Big Tom came up with water but no fire
By PAUL DELLINGER
THE ROANOKE TIMES
RICH VALLEY - Big Tom survived the first episode of CBS-TV's "Survivor: Africa" series, which he watched with about 20 family members, friends and neighbors Thursday night.
Tom Buchanan, a Smyth County cattle and goat farmer, is forbidden by the show's contract to reveal anything about what happened - at least until it happens on screen.
So Buchanan, 46, hung back while the rest of the crowd in Charlie Clark's home sat riveted to the television when the show finally started. It had been delayed by President Bush's news conference, which ran during its original 8 to 9 p.m. slot.
"This being a little rural community, we're real excited," said John Morgan, who was one of Buchanan's high school teachers.
The 6-foot-3 Buchanan wore his customary overalls, a T-shirt, cap and open-toed sandals.
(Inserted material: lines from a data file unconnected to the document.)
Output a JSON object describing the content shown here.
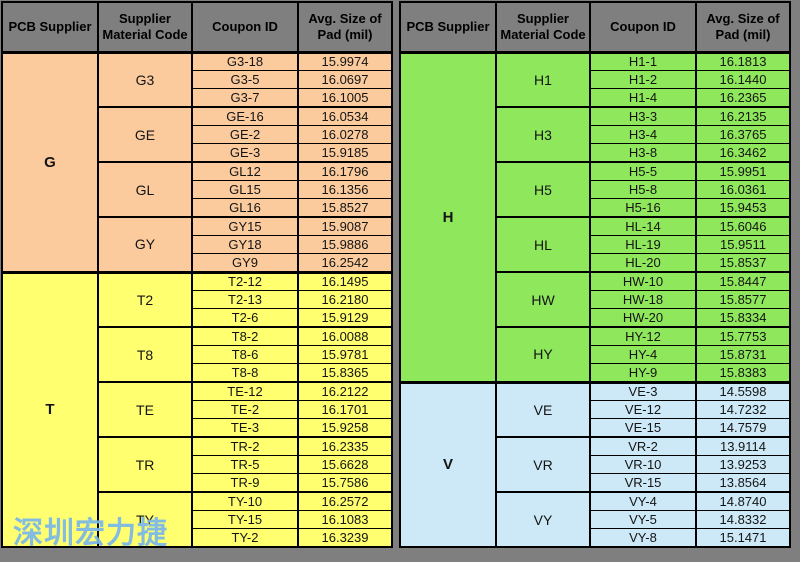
{
  "colors": {
    "page_bg": "#7F7F7F",
    "header_bg": "#7F7F7F",
    "supplier_g": "#FBCB9E",
    "supplier_t": "#FFFF70",
    "supplier_h": "#8FE75C",
    "supplier_v": "#CDE9F7",
    "watermark": "#79B7EA",
    "border": "#000000"
  },
  "watermark": {
    "text": "深圳宏力捷"
  },
  "tables": [
    {
      "name": "data-table-left",
      "headers": [
        "PCB Supplier",
        "Supplier Material Code",
        "Coupon ID",
        "Avg. Size of Pad (mil)"
      ],
      "suppliers": [
        {
          "name": "G",
          "color_key": "supplier_g",
          "groups": [
            {
              "code": "G3",
              "rows": [
                [
                  "G3-18",
                  "15.9974"
                ],
                [
                  "G3-5",
                  "16.0697"
                ],
                [
                  "G3-7",
                  "16.1005"
                ]
              ]
            },
            {
              "code": "GE",
              "rows": [
                [
                  "GE-16",
                  "16.0534"
                ],
                [
                  "GE-2",
                  "16.0278"
                ],
                [
                  "GE-3",
                  "15.9185"
                ]
              ]
            },
            {
              "code": "GL",
              "rows": [
                [
                  "GL12",
                  "16.1796"
                ],
                [
                  "GL15",
                  "16.1356"
                ],
                [
                  "GL16",
                  "15.8527"
                ]
              ]
            },
            {
              "code": "GY",
              "rows": [
                [
                  "GY15",
                  "15.9087"
                ],
                [
                  "GY18",
                  "15.9886"
                ],
                [
                  "GY9",
                  "16.2542"
                ]
              ]
            }
          ]
        },
        {
          "name": "T",
          "color_key": "supplier_t",
          "groups": [
            {
              "code": "T2",
              "rows": [
                [
                  "T2-12",
                  "16.1495"
                ],
                [
                  "T2-13",
                  "16.2180"
                ],
                [
                  "T2-6",
                  "15.9129"
                ]
              ]
            },
            {
              "code": "T8",
              "rows": [
                [
                  "T8-2",
                  "16.0088"
                ],
                [
                  "T8-6",
                  "15.9781"
                ],
                [
                  "T8-8",
                  "15.8365"
                ]
              ]
            },
            {
              "code": "TE",
              "rows": [
                [
                  "TE-12",
                  "16.2122"
                ],
                [
                  "TE-2",
                  "16.1701"
                ],
                [
                  "TE-3",
                  "15.9258"
                ]
              ]
            },
            {
              "code": "TR",
              "rows": [
                [
                  "TR-2",
                  "16.2335"
                ],
                [
                  "TR-5",
                  "15.6628"
                ],
                [
                  "TR-9",
                  "15.7586"
                ]
              ]
            },
            {
              "code": "TY",
              "rows": [
                [
                  "TY-10",
                  "16.2572"
                ],
                [
                  "TY-15",
                  "16.1083"
                ],
                [
                  "TY-2",
                  "16.3239"
                ]
              ]
            }
          ]
        }
      ]
    },
    {
      "name": "data-table-right",
      "headers": [
        "PCB Supplier",
        "Supplier Material Code",
        "Coupon ID",
        "Avg. Size of Pad (mil)"
      ],
      "suppliers": [
        {
          "name": "H",
          "color_key": "supplier_h",
          "groups": [
            {
              "code": "H1",
              "rows": [
                [
                  "H1-1",
                  "16.1813"
                ],
                [
                  "H1-2",
                  "16.1440"
                ],
                [
                  "H1-4",
                  "16.2365"
                ]
              ]
            },
            {
              "code": "H3",
              "rows": [
                [
                  "H3-3",
                  "16.2135"
                ],
                [
                  "H3-4",
                  "16.3765"
                ],
                [
                  "H3-8",
                  "16.3462"
                ]
              ]
            },
            {
              "code": "H5",
              "rows": [
                [
                  "H5-5",
                  "15.9951"
                ],
                [
                  "H5-8",
                  "16.0361"
                ],
                [
                  "H5-16",
                  "15.9453"
                ]
              ]
            },
            {
              "code": "HL",
              "rows": [
                [
                  "HL-14",
                  "15.6046"
                ],
                [
                  "HL-19",
                  "15.9511"
                ],
                [
                  "HL-20",
                  "15.8537"
                ]
              ]
            },
            {
              "code": "HW",
              "rows": [
                [
                  "HW-10",
                  "15.8447"
                ],
                [
                  "HW-18",
                  "15.8577"
                ],
                [
                  "HW-20",
                  "15.8334"
                ]
              ]
            },
            {
              "code": "HY",
              "rows": [
                [
                  "HY-12",
                  "15.7753"
                ],
                [
                  "HY-4",
                  "15.8731"
                ],
                [
                  "HY-9",
                  "15.8383"
                ]
              ]
            }
          ]
        },
        {
          "name": "V",
          "color_key": "supplier_v",
          "groups": [
            {
              "code": "VE",
              "rows": [
                [
                  "VE-3",
                  "14.5598"
                ],
                [
                  "VE-12",
                  "14.7232"
                ],
                [
                  "VE-15",
                  "14.7579"
                ]
              ]
            },
            {
              "code": "VR",
              "rows": [
                [
                  "VR-2",
                  "13.9114"
                ],
                [
                  "VR-10",
                  "13.9253"
                ],
                [
                  "VR-15",
                  "13.8564"
                ]
              ]
            },
            {
              "code": "VY",
              "rows": [
                [
                  "VY-4",
                  "14.8740"
                ],
                [
                  "VY-5",
                  "14.8332"
                ],
                [
                  "VY-8",
                  "15.1471"
                ]
              ]
            }
          ]
        }
      ]
    }
  ]
}
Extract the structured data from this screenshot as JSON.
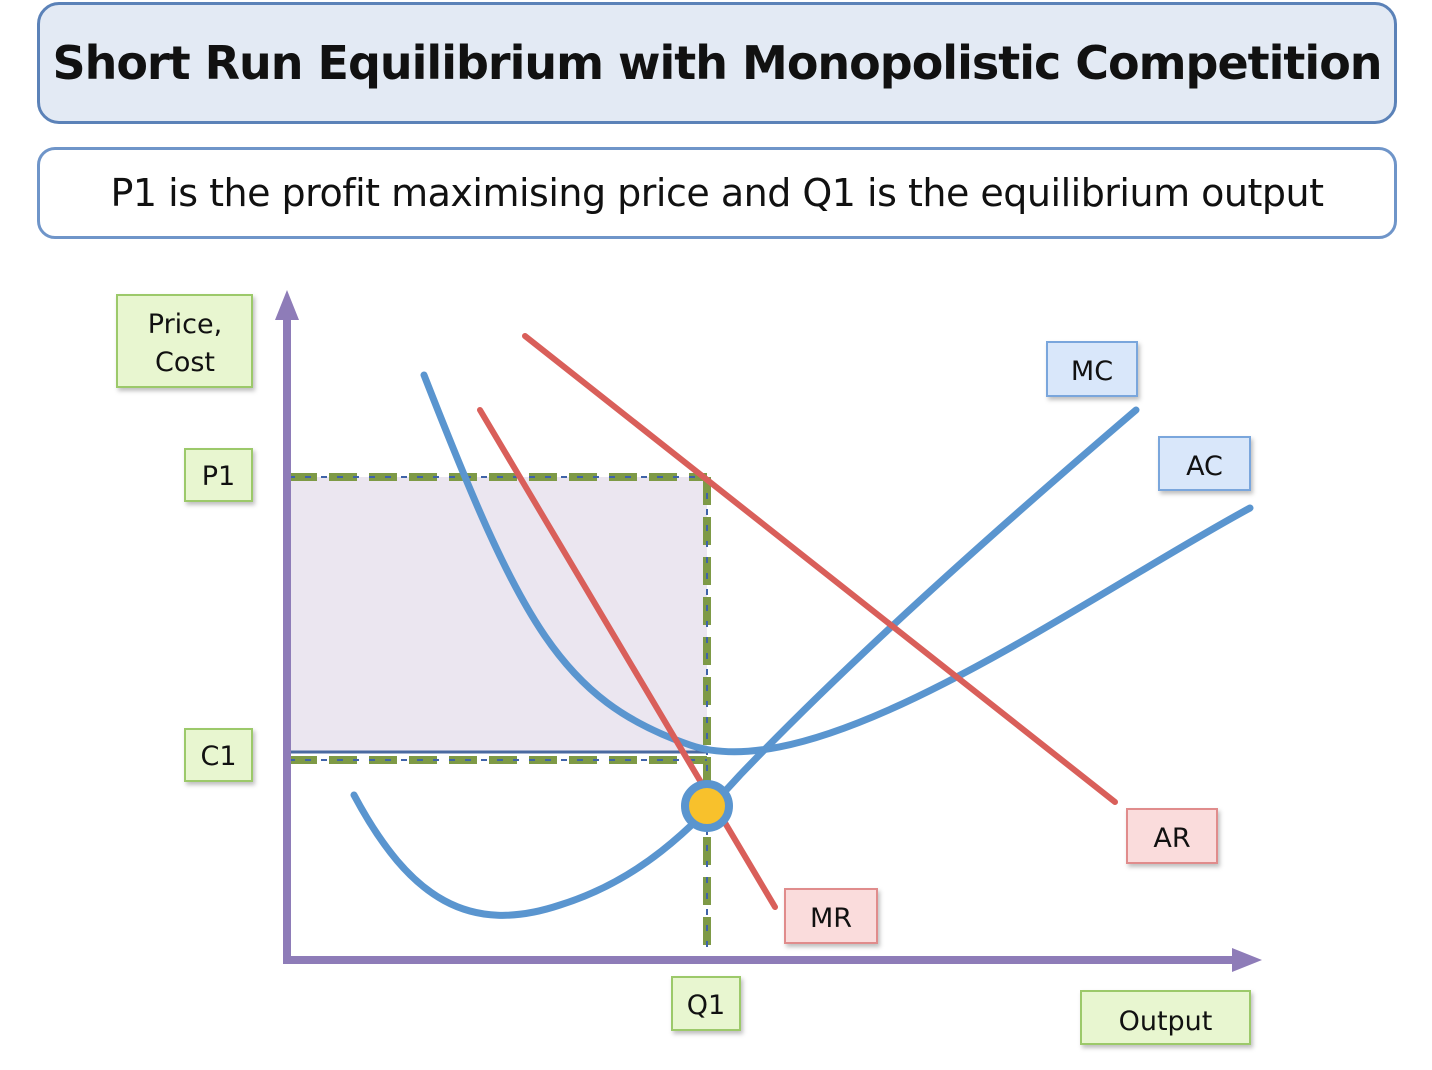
{
  "title": "Short Run Equilibrium with Monopolistic Competition",
  "subtitle": "P1 is the profit maximising price and Q1 is the equilibrium output",
  "axes": {
    "y_label_line1": "Price,",
    "y_label_line2": "Cost",
    "x_label": "Output",
    "p1": "P1",
    "c1": "C1",
    "q1": "Q1"
  },
  "curves": {
    "mc": "MC",
    "ac": "AC",
    "ar": "AR",
    "mr": "MR"
  },
  "colors": {
    "axis": "#8e7cb8",
    "cost_curve": "#5a95cf",
    "revenue_curve": "#d95f5a",
    "guide": "#7e9a46",
    "profit_area": "#ebe6f0",
    "equilibrium_point": "#f8c12c",
    "green_label_fill": "#e8f6d0",
    "blue_label_fill": "#d9e7fa",
    "red_label_fill": "#fadcdc"
  }
}
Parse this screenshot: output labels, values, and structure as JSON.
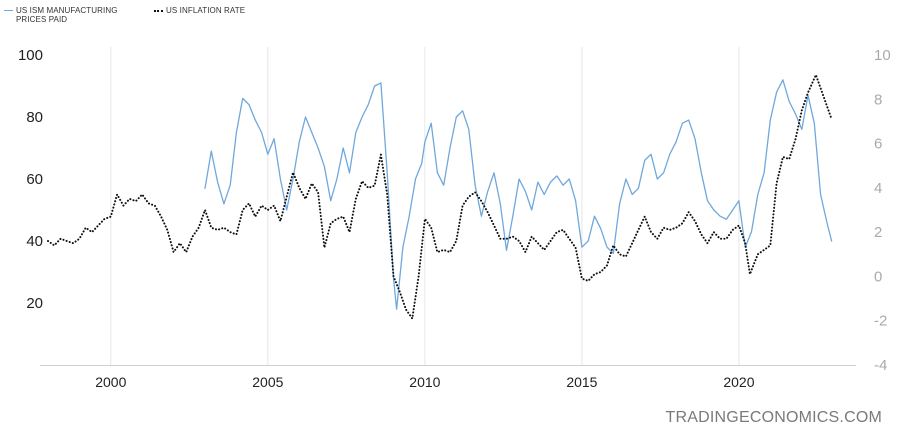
{
  "legend": {
    "items": [
      {
        "label": "US ISM MANUFACTURING PRICES PAID",
        "color": "#6fa8dc",
        "style": "solid"
      },
      {
        "label": "US INFLATION RATE",
        "color": "#111111",
        "style": "dotted"
      }
    ]
  },
  "watermark": "TRADINGECONOMICS.COM",
  "chart_data": {
    "type": "line",
    "title": "",
    "xlabel": "",
    "ylabel": "",
    "xlim": [
      1998.0,
      2023.6
    ],
    "x_ticks": [
      {
        "value": 2000,
        "label": "2000"
      },
      {
        "value": 2005,
        "label": "2005"
      },
      {
        "value": 2010,
        "label": "2010"
      },
      {
        "value": 2015,
        "label": "2015"
      },
      {
        "value": 2020,
        "label": "2020"
      }
    ],
    "y_left": {
      "range": [
        0,
        100
      ],
      "ticks": [
        0,
        20,
        40,
        60,
        80,
        100
      ],
      "labels": [
        "",
        "20",
        "40",
        "60",
        "80",
        "100"
      ]
    },
    "y_right": {
      "range": [
        -4,
        10
      ],
      "ticks": [
        -4,
        -2,
        0,
        2,
        4,
        6,
        8,
        10
      ],
      "labels": [
        "-4",
        "-2",
        "0",
        "2",
        "4",
        "6",
        "8",
        "10"
      ]
    },
    "grid": {
      "x": true,
      "y": false
    },
    "legend_position": "top-left",
    "series": [
      {
        "name": "US ISM MANUFACTURING PRICES PAID",
        "axis": "left",
        "color": "#6fa8dc",
        "dash": "solid",
        "points": [
          [
            2003.0,
            57
          ],
          [
            2003.2,
            69
          ],
          [
            2003.4,
            59
          ],
          [
            2003.6,
            52
          ],
          [
            2003.8,
            58
          ],
          [
            2004.0,
            75
          ],
          [
            2004.2,
            86
          ],
          [
            2004.4,
            84
          ],
          [
            2004.6,
            79
          ],
          [
            2004.8,
            75
          ],
          [
            2005.0,
            68
          ],
          [
            2005.2,
            73
          ],
          [
            2005.4,
            60
          ],
          [
            2005.6,
            50
          ],
          [
            2005.8,
            60
          ],
          [
            2006.0,
            72
          ],
          [
            2006.2,
            80
          ],
          [
            2006.4,
            75
          ],
          [
            2006.6,
            70
          ],
          [
            2006.8,
            64
          ],
          [
            2007.0,
            53
          ],
          [
            2007.2,
            60
          ],
          [
            2007.4,
            70
          ],
          [
            2007.6,
            62
          ],
          [
            2007.8,
            75
          ],
          [
            2008.0,
            80
          ],
          [
            2008.2,
            84
          ],
          [
            2008.4,
            90
          ],
          [
            2008.6,
            91
          ],
          [
            2008.8,
            62
          ],
          [
            2009.0,
            28
          ],
          [
            2009.1,
            18
          ],
          [
            2009.3,
            38
          ],
          [
            2009.5,
            48
          ],
          [
            2009.7,
            60
          ],
          [
            2009.9,
            65
          ],
          [
            2010.0,
            72
          ],
          [
            2010.2,
            78
          ],
          [
            2010.4,
            62
          ],
          [
            2010.6,
            58
          ],
          [
            2010.8,
            70
          ],
          [
            2011.0,
            80
          ],
          [
            2011.2,
            82
          ],
          [
            2011.4,
            76
          ],
          [
            2011.6,
            58
          ],
          [
            2011.8,
            48
          ],
          [
            2012.0,
            56
          ],
          [
            2012.2,
            62
          ],
          [
            2012.4,
            52
          ],
          [
            2012.6,
            37
          ],
          [
            2012.8,
            48
          ],
          [
            2013.0,
            60
          ],
          [
            2013.2,
            56
          ],
          [
            2013.4,
            50
          ],
          [
            2013.6,
            59
          ],
          [
            2013.8,
            55
          ],
          [
            2014.0,
            59
          ],
          [
            2014.2,
            61
          ],
          [
            2014.4,
            58
          ],
          [
            2014.6,
            60
          ],
          [
            2014.8,
            53
          ],
          [
            2015.0,
            38
          ],
          [
            2015.2,
            40
          ],
          [
            2015.4,
            48
          ],
          [
            2015.6,
            44
          ],
          [
            2015.8,
            38
          ],
          [
            2016.0,
            36
          ],
          [
            2016.2,
            52
          ],
          [
            2016.4,
            60
          ],
          [
            2016.6,
            55
          ],
          [
            2016.8,
            57
          ],
          [
            2017.0,
            66
          ],
          [
            2017.2,
            68
          ],
          [
            2017.4,
            60
          ],
          [
            2017.6,
            62
          ],
          [
            2017.8,
            68
          ],
          [
            2018.0,
            72
          ],
          [
            2018.2,
            78
          ],
          [
            2018.4,
            79
          ],
          [
            2018.6,
            73
          ],
          [
            2018.8,
            62
          ],
          [
            2019.0,
            53
          ],
          [
            2019.2,
            50
          ],
          [
            2019.4,
            48
          ],
          [
            2019.6,
            47
          ],
          [
            2019.8,
            50
          ],
          [
            2020.0,
            53
          ],
          [
            2020.2,
            38
          ],
          [
            2020.4,
            43
          ],
          [
            2020.6,
            55
          ],
          [
            2020.8,
            62
          ],
          [
            2021.0,
            79
          ],
          [
            2021.2,
            88
          ],
          [
            2021.4,
            92
          ],
          [
            2021.6,
            85
          ],
          [
            2021.8,
            81
          ],
          [
            2022.0,
            76
          ],
          [
            2022.2,
            87
          ],
          [
            2022.4,
            78
          ],
          [
            2022.6,
            55
          ],
          [
            2022.8,
            46
          ],
          [
            2022.95,
            40
          ]
        ]
      },
      {
        "name": "US INFLATION RATE",
        "axis": "right",
        "color": "#111111",
        "dash": "dotted",
        "points": [
          [
            1998.0,
            1.6
          ],
          [
            1998.2,
            1.4
          ],
          [
            1998.4,
            1.7
          ],
          [
            1998.6,
            1.6
          ],
          [
            1998.8,
            1.5
          ],
          [
            1999.0,
            1.7
          ],
          [
            1999.2,
            2.2
          ],
          [
            1999.4,
            2.0
          ],
          [
            1999.6,
            2.3
          ],
          [
            1999.8,
            2.6
          ],
          [
            2000.0,
            2.7
          ],
          [
            2000.2,
            3.7
          ],
          [
            2000.4,
            3.2
          ],
          [
            2000.6,
            3.5
          ],
          [
            2000.8,
            3.4
          ],
          [
            2001.0,
            3.7
          ],
          [
            2001.2,
            3.3
          ],
          [
            2001.4,
            3.2
          ],
          [
            2001.6,
            2.7
          ],
          [
            2001.8,
            2.1
          ],
          [
            2002.0,
            1.1
          ],
          [
            2002.2,
            1.5
          ],
          [
            2002.4,
            1.1
          ],
          [
            2002.6,
            1.8
          ],
          [
            2002.8,
            2.2
          ],
          [
            2003.0,
            3.0
          ],
          [
            2003.2,
            2.2
          ],
          [
            2003.4,
            2.1
          ],
          [
            2003.6,
            2.2
          ],
          [
            2003.8,
            2.0
          ],
          [
            2004.0,
            1.9
          ],
          [
            2004.2,
            3.0
          ],
          [
            2004.4,
            3.3
          ],
          [
            2004.6,
            2.7
          ],
          [
            2004.8,
            3.2
          ],
          [
            2005.0,
            3.0
          ],
          [
            2005.2,
            3.2
          ],
          [
            2005.4,
            2.5
          ],
          [
            2005.6,
            3.6
          ],
          [
            2005.8,
            4.7
          ],
          [
            2006.0,
            4.0
          ],
          [
            2006.2,
            3.5
          ],
          [
            2006.4,
            4.2
          ],
          [
            2006.6,
            3.8
          ],
          [
            2006.8,
            1.3
          ],
          [
            2007.0,
            2.4
          ],
          [
            2007.2,
            2.6
          ],
          [
            2007.4,
            2.7
          ],
          [
            2007.6,
            2.0
          ],
          [
            2007.8,
            3.5
          ],
          [
            2008.0,
            4.3
          ],
          [
            2008.2,
            4.0
          ],
          [
            2008.4,
            4.1
          ],
          [
            2008.6,
            5.5
          ],
          [
            2008.8,
            3.7
          ],
          [
            2009.0,
            0.0
          ],
          [
            2009.2,
            -0.7
          ],
          [
            2009.4,
            -1.5
          ],
          [
            2009.6,
            -1.9
          ],
          [
            2009.8,
            0.0
          ],
          [
            2010.0,
            2.6
          ],
          [
            2010.2,
            2.2
          ],
          [
            2010.4,
            1.1
          ],
          [
            2010.6,
            1.2
          ],
          [
            2010.8,
            1.1
          ],
          [
            2011.0,
            1.6
          ],
          [
            2011.2,
            3.2
          ],
          [
            2011.4,
            3.6
          ],
          [
            2011.6,
            3.8
          ],
          [
            2011.8,
            3.4
          ],
          [
            2012.0,
            2.9
          ],
          [
            2012.2,
            2.3
          ],
          [
            2012.4,
            1.7
          ],
          [
            2012.6,
            1.7
          ],
          [
            2012.8,
            1.8
          ],
          [
            2013.0,
            1.6
          ],
          [
            2013.2,
            1.1
          ],
          [
            2013.4,
            1.8
          ],
          [
            2013.6,
            1.5
          ],
          [
            2013.8,
            1.2
          ],
          [
            2014.0,
            1.6
          ],
          [
            2014.2,
            2.0
          ],
          [
            2014.4,
            2.1
          ],
          [
            2014.6,
            1.7
          ],
          [
            2014.8,
            1.3
          ],
          [
            2015.0,
            -0.1
          ],
          [
            2015.2,
            -0.2
          ],
          [
            2015.4,
            0.1
          ],
          [
            2015.6,
            0.2
          ],
          [
            2015.8,
            0.5
          ],
          [
            2016.0,
            1.4
          ],
          [
            2016.2,
            1.0
          ],
          [
            2016.4,
            0.9
          ],
          [
            2016.6,
            1.5
          ],
          [
            2016.8,
            2.1
          ],
          [
            2017.0,
            2.7
          ],
          [
            2017.2,
            2.0
          ],
          [
            2017.4,
            1.7
          ],
          [
            2017.6,
            2.2
          ],
          [
            2017.8,
            2.1
          ],
          [
            2018.0,
            2.2
          ],
          [
            2018.2,
            2.4
          ],
          [
            2018.4,
            2.9
          ],
          [
            2018.6,
            2.5
          ],
          [
            2018.8,
            1.9
          ],
          [
            2019.0,
            1.5
          ],
          [
            2019.2,
            2.0
          ],
          [
            2019.4,
            1.7
          ],
          [
            2019.6,
            1.7
          ],
          [
            2019.8,
            2.1
          ],
          [
            2020.0,
            2.3
          ],
          [
            2020.2,
            1.5
          ],
          [
            2020.35,
            0.1
          ],
          [
            2020.6,
            1.0
          ],
          [
            2020.8,
            1.2
          ],
          [
            2021.0,
            1.4
          ],
          [
            2021.2,
            4.2
          ],
          [
            2021.4,
            5.4
          ],
          [
            2021.6,
            5.3
          ],
          [
            2021.8,
            6.2
          ],
          [
            2022.0,
            7.5
          ],
          [
            2022.2,
            8.3
          ],
          [
            2022.45,
            9.1
          ],
          [
            2022.6,
            8.5
          ],
          [
            2022.8,
            7.7
          ],
          [
            2022.95,
            7.1
          ]
        ]
      }
    ]
  }
}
The group turned the viewing into a festive occasion with a dining room table full of potluck foods. Some wore T-shirts with lettering on the back stating that "I partied with Big Tom - and Survived."
The "Survivor: Africa" series started with 16 contestants - a diverse group of men and women including a bartender, account executive, mail carrier and flight attendant - and split them into two teams of eight after depositing them in Kenya's 59,000-acre Shaba National Reserve. The introductory segment showed enough leopards, giraffes and zebras for a Tarzan movie.
One of the 16 will win $1 million. The rest will be eliminated during the 39 days covered by the show, taped this summer.
Each team had to walk five miles in the African heat before they found water. Soon, they were discarding many of the supplies with which they started , including tomato plants. "We're going on safari, not a garden party," Buchanan commented on the screen.
The early close-ups and comments focusing on Buchanan brought whoops or cheers from onlookers.
Buchanan commented from his farm experience on how one sheep would go down a hole and the rest would follow. "And here we were following this one girl through the desert, zigzagging."
The only sustenance for a time was a can of cherries, which the eight passed around. One team member named Clarence, others noted, ate more than the one cherry to which everyone else was limited.
Buchanan was the one who finally found the water, but it had to be boiled before anyone could drink it. And nobody on his team could manage to rub two sticks together effectively enough to start a fire.
They finally started one by dismantling a small telescope and using its lens to focus sunlight onto some dry grass.
In the first competition, each team had to push a cart, weighing perhaps 400 pounds, to three points, trying to be the first to light a torch at each point.
Although Buchanan's team led most of the way, its cart bogged down before the finish, and the other team got its torches lighted first. That meant Buchanan's team had to vote out one of its members.
The choice was between a woman named Diane, who had collapsed during the race, perhaps contributing to the team's loss, and Clarence, who had opened a can of beans when he was alone in camp, ostensibly to feed Diane and help her recover .
But he eventually confessed that he had eaten some of them himself. Buchanan voted for his elimination, as did Diane. But the other six team members voted Diane out, and Buchanan's team returned to camp to mend their fences before the next obstacles that will be thrown at them in future shows.